Coach and Rep Carter
 
Coach:
Just trying to improve each day and remembering what Oscar Wilde said, “ Every Saint Has A Past And Every Sinner Has A Future.” I am still a work in progress but will never quit trying to be better.

Napoleon Hill is one of my favorite authors said, “When the dawn of intelligence shall spread over the eastern horizon of human progress and ignorance and superstition shall have left their last footprints on the sands of time, it’ll be recorded by the last chapter of the book of man’s crimes that his most grievous sin was that of intolerance.”
 
LSU basketball
LD:

Well Coach we thank you for taking this time out to do this Wonderful, wonderful interview.
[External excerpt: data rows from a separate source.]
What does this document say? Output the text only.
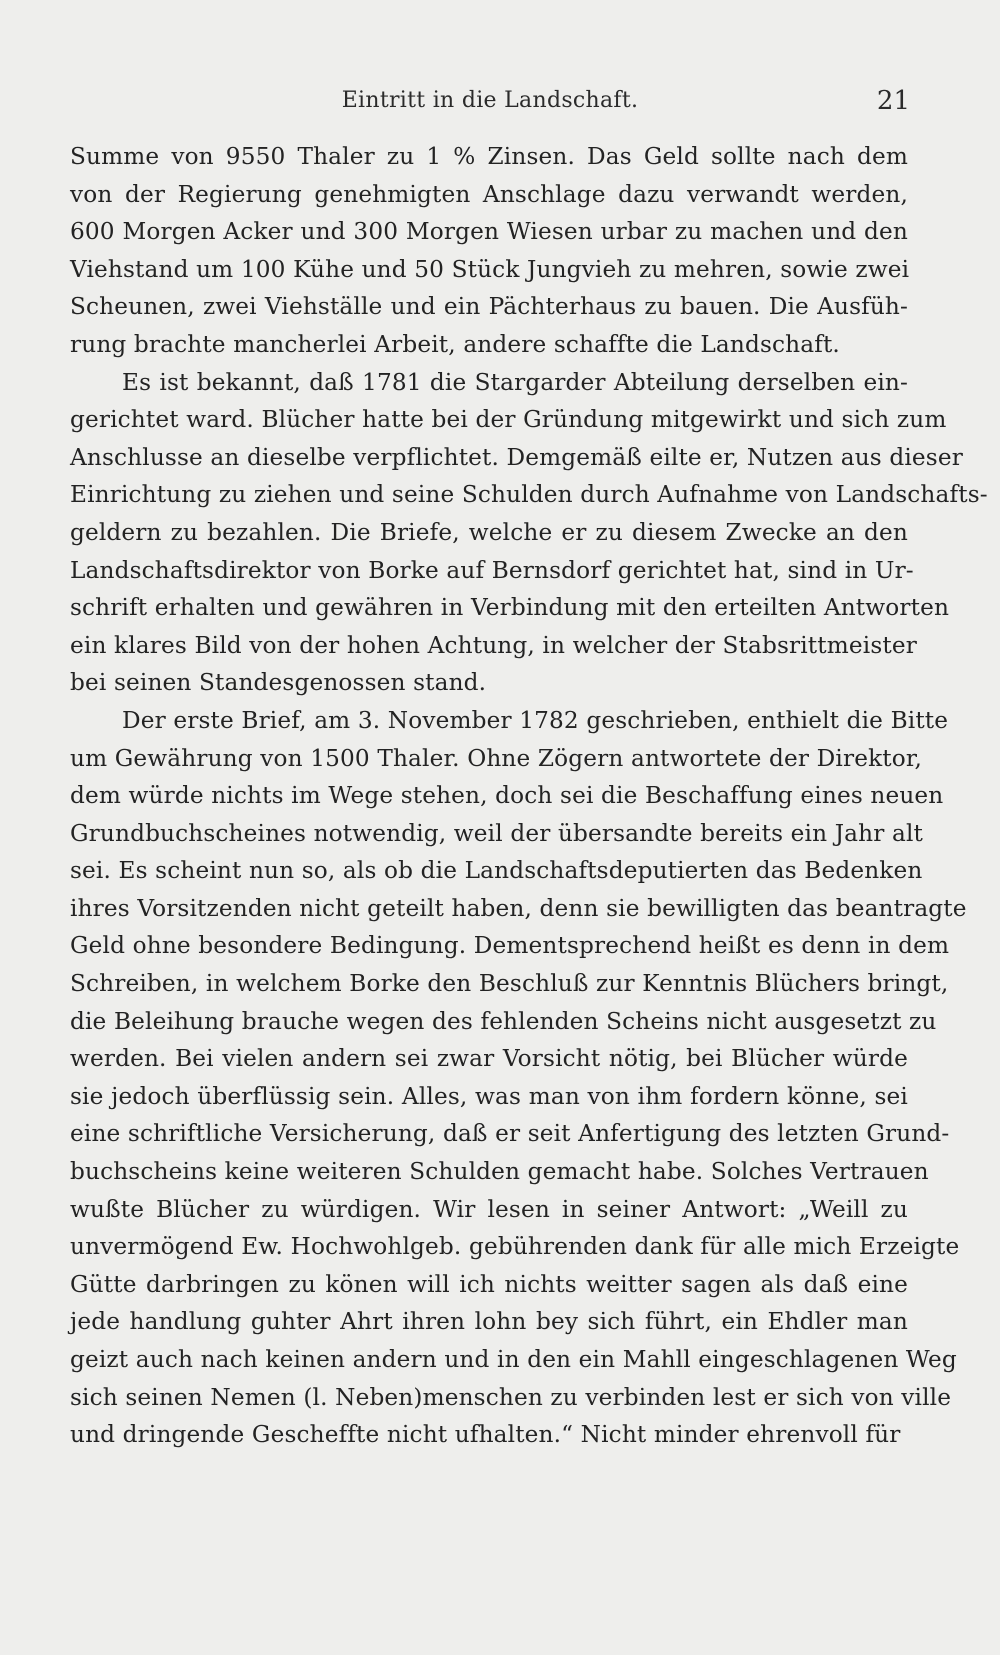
Eintritt in die Landschaft.	21
Summe von 9550 Thaler zu 1 % Zinsen. Das Geld sollte nach dem
von der Regierung genehmigten Anschlage dazu verwandt werden,
600 Morgen Acker und 300 Morgen Wiesen urbar zu machen und den
Viehstand um 100 Kühe und 50 Stück Jungvieh zu mehren, sowie zwei
Scheunen, zwei Viehställe und ein Pächterhaus zu bauen. Die Ausfüh-
rung brachte mancherlei Arbeit, andere schaffte die Landschaft.
Es ist bekannt, daß 1781 die Stargarder Abteilung derselben ein-
gerichtet ward. Blücher hatte bei der Gründung mitgewirkt und sich zum
Anschlusse an dieselbe verpflichtet. Demgemäß eilte er, Nutzen aus dieser
Einrichtung zu ziehen und seine Schulden durch Aufnahme von Landschafts-
geldern zu bezahlen. Die Briefe, welche er zu diesem Zwecke an den
Landschaftsdirektor von Borke auf Bernsdorf gerichtet hat, sind in Ur-
schrift erhalten und gewähren in Verbindung mit den erteilten Antworten
ein klares Bild von der hohen Achtung, in welcher der Stabsrittmeister
bei seinen Standesgenossen stand.
Der erste Brief, am 3. November 1782 geschrieben, enthielt die Bitte
um Gewährung von 1500 Thaler. Ohne Zögern antwortete der Direktor,
dem würde nichts im Wege stehen, doch sei die Beschaffung eines neuen
Grundbuchscheines notwendig, weil der übersandte bereits ein Jahr alt
sei. Es scheint nun so, als ob die Landschaftsdeputierten das Bedenken
ihres Vorsitzenden nicht geteilt haben, denn sie bewilligten das beantragte
Geld ohne besondere Bedingung. Dementsprechend heißt es denn in dem
Schreiben, in welchem Borke den Beschluß zur Kenntnis Blüchers bringt,
die Beleihung brauche wegen des fehlenden Scheins nicht ausgesetzt zu
werden. Bei vielen andern sei zwar Vorsicht nötig, bei Blücher würde
sie jedoch überflüssig sein. Alles, was man von ihm fordern könne, sei
eine schriftliche Versicherung, daß er seit Anfertigung des letzten Grund-
buchscheins keine weiteren Schulden gemacht habe. Solches Vertrauen
wußte Blücher zu würdigen. Wir lesen in seiner Antwort: „Weill zu
unvermögend Ew. Hochwohlgeb. gebührenden dank für alle mich Erzeigte
Gütte darbringen zu könen will ich nichts weitter sagen als daß eine
jede handlung guhter Ahrt ihren lohn bey sich führt, ein Ehdler man
geizt auch nach keinen andern und in den ein Mahll eingeschlagenen Weg
sich seinen Nemen (l. Neben)menschen zu verbinden lest er sich von ville
und dringende Gescheffte nicht ufhalten.“ Nicht minder ehrenvoll für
Now we have done almost two hours.

Coach:
That’s unbelievable.

LD:
And 50 minutes.

Coach:
because of you,

LD:
No because of you, and your patience. No, no, no. And I really enjoyed this Count Time.

Coach:
I get bored very easy and You didn’t bore me one second.

 
Coach at the capitol
 
LD:
Well, I gave you a chance to tell your story. That’s what it is, but it’s, it’s a wonderful story. And I had, I had a chance to hear stories I’d never heard before and after being in your presence so many times, you always a lot of great stories. So I appreciate that opportunity to share and the people at count time, remember we got coach the great legendary Dale Brown have graced us with his presence and he shared and open heart today. I hope you don’t have to have open heart surgery, but, uh, it you opened your heart up to us at Count Town.